J’ai pu intervenir à la Chaux de Fonds et j’ai apprécié cette expérience pendant une saison. Par la suite, j’avais un contrat de deux ans à Morges, qui a été une belle expérience, également, en travaillant avec de bonnes personnes. C’est un club qui fait beaucoup avec peu de ressources et d’aide. J’ai découvert le travail en collaboration avec Lausanne et Yves Sarault. C’était très intéressant aussi. J’ai aimé toutes ces expériences !

H.A : Et aujourd’hui ton métier d’entraineur/formateur se déroule à Gottéron avec toutes ses expériences passées…

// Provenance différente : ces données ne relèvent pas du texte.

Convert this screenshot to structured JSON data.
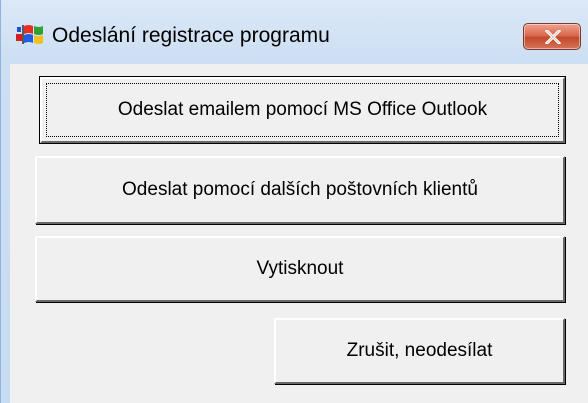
{
  "window": {
    "title": "Odeslání registrace programu",
    "icon": "windows-flag-icon",
    "close_icon": "close-icon"
  },
  "buttons": {
    "outlook": "Odeslat emailem pomocí MS Office Outlook",
    "other_clients": "Odeslat pomocí dalších poštovních klientů",
    "print": "Vytisknout",
    "cancel": "Zrušit, neodesílat"
  },
  "colors": {
    "close_button": "#c9553a",
    "frame": "#cddff3",
    "client": "#f0f0f0"
  }
}
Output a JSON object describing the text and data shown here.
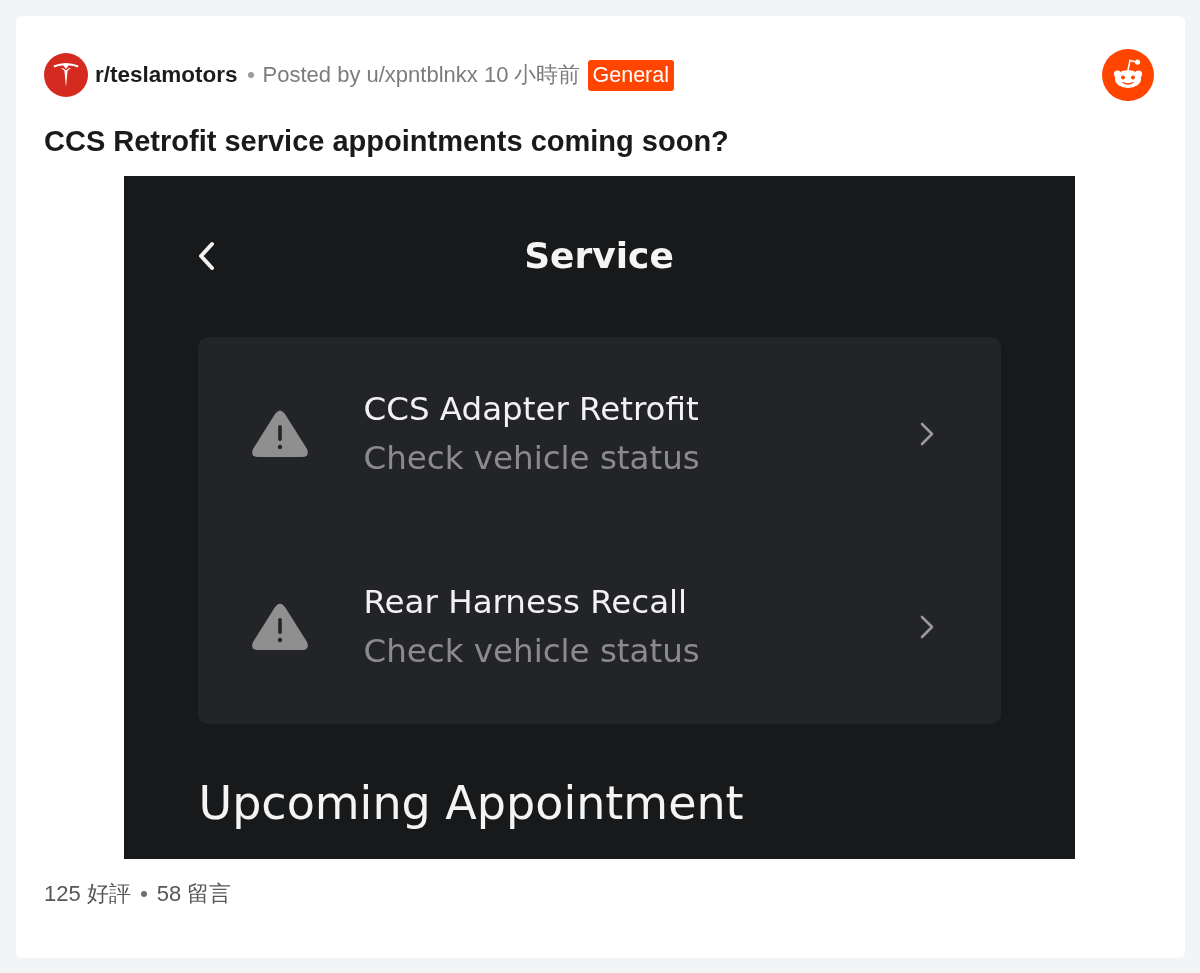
{
  "post": {
    "subreddit": "r/teslamotors",
    "byline": "Posted by u/xpntblnkx 10 小時前",
    "flair": "General",
    "title": "CCS Retrofit service appointments coming soon?"
  },
  "screenshot": {
    "title": "Service",
    "items": [
      {
        "title": "CCS Adapter Retrofit",
        "status": "Check vehicle status"
      },
      {
        "title": "Rear Harness Recall",
        "status": "Check vehicle status"
      }
    ],
    "section_heading": "Upcoming Appointment"
  },
  "footer": {
    "upvotes": "125 好評",
    "comments": "58 留言"
  }
}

A.F : C’est une fierté que de rejoindre Gottéron et je pense qu’à 35 ans, j’ai encore beaucoup de choses à voir.

Fribourg, ce n’est pas simplement un club qui a un peu de moyens et qui travaille pour lui. Ce club-là donne et offre ses ressources aux autres clubs du canton. Tout le monde tire dans le même sens.

Je travaille avec de supers collègues qui ont, chacun, des parcours différents, notamment David Aebischer qui a pu soulever la coupe Stanley avec Colorado. C’est un réel plaisir de travailler avec ce staff. Les dirigeants nous ont tout de suite mis à l’aise, ma famille et moi. Et ils ont tout fait pour faciliter notre intégration ! Je ne les remercierai jamais assez.

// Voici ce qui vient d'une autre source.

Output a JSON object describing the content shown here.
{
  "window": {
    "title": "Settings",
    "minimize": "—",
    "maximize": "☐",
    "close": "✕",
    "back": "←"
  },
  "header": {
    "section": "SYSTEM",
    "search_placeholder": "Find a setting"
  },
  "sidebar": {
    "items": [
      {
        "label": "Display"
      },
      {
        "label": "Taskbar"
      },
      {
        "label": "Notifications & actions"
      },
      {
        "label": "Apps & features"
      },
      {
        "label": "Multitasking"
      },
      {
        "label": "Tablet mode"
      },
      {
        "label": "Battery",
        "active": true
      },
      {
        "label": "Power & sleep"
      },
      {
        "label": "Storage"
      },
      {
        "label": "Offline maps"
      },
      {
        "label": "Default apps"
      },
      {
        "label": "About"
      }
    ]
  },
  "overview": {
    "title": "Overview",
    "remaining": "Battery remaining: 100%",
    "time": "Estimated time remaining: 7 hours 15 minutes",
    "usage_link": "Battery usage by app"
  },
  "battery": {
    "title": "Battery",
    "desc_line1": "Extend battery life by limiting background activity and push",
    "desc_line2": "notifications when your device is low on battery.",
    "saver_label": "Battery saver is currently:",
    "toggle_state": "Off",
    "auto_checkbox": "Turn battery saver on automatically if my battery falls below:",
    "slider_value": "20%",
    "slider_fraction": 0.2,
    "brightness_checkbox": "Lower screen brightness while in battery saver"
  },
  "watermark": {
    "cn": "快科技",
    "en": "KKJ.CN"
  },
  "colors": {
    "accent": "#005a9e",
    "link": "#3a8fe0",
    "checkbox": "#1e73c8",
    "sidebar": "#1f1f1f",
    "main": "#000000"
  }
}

Fribourg Gottéron a mis en place un modèle de formation cantonal, depuis deux ans, qui va porter ses fruits. En plus la ligue les cite en exemple.

Il y a une vraie symbiose entre les clubs et ce qui est incroyable, c’est que Fribourg fournit ses propres entraîneurs aux autres clubs. Les directeurs par zone se réunissent chaque semaine et mettent en place cette philosophie de développement du joueur. Il y a un Directeur de la zone nord, un pour la zone sud, et tous les lundis ils se réunissent pour mettre en place la philosophie que tout le monde applique.

Pour exemple, il y a deux équipes U13 élite dans le canton et tous les mercredis on travaille ensemble. Les entraîneurs U15 viennent voir tous les joueurs. Il n’y a aucune surprise, tous les joueurs sont vus, évalués mensuellement à l’entraînement et en match. Aucun enfant passe entre les mailles du filet. Et chaque jeune intègre l’équipe correspondant à son niveau.

H.A : Est-ce que du côté des clubs suisses-allemands on retrouve cette même politique à Zurich, Berne… ?

A.F : Du côté des Suisses allemands, ça fait très longtemps qu’ils arrivent à travailler ensemble. En Suisse romande c’est un plus compliqué, mais c’est comme partout, avec des intérêts politiques qui dépassent ceux du sport. Mais Fribourg devient, lui aussi, un modèle pour les autres clubs. Tout cela donne des exemples à prendre en compte : faire des regroupements de clubs, mettre des ressources à disposition, empiéter sur un budget sénior pour développer les jeunes, donner des spécialités aux coachs…

H.A : Un dernier mot de conclusion pour faire grandir nos jeunes qui veulent progresser.

Je pense qu’aujourd’hui on doit se poser les bonnes questions pour nos jeunes et se rendre compte de la situation. Je suis arrivé en 2005 et je ne vois pas ou peu d’amélioration en France.

Oui, il y a eu des évolutions par la force des choses, mais nous accumulons sans cesse du retard. Les résultats sont sensiblement les mêmes qu’il y a 15 ans.

En Suisse, le directeur du développement se déplace partout pour voir ce qui se fait en matière de formation, et n’exclut rien, pas même la Chine ou le Japon. Les dirigeants s’interrogent en permanence pour voir quelles sont les tendances, les solutions transposables ou modifiables ici.  Il n’y a aucun problème d’égo, à Fribourg, et il n’y a pas de gène à se dire « tiens ici il y a une bonne idée » ! Le championnat suisse n’a pas hésité à réduire la voilure quelques années pour développer ses joueurs. Je pense que maintenant ils ont fait les bons choix.

Pour en revenir aux jeunes, ils peuvent, certes, faire beaucoup de choses de leurs côtés (physique, technique) mais je ne pense pas que l’essentiel soit là. Les jeunes sont demandeurs et suivront le concept de formation qu’on leur proposera. Donc finalement, ils sont tributaires des décisions des hautes instances, de leurs clubs.

Hockey Archives tient à te remercier pour cet éclairage sur la vision du hockey helvétique, cet engouement pour faire grandir des jeunes et aider les futurs joueurs séniors de demain. Nous te souhaitons une très bonne saison à Gottéron.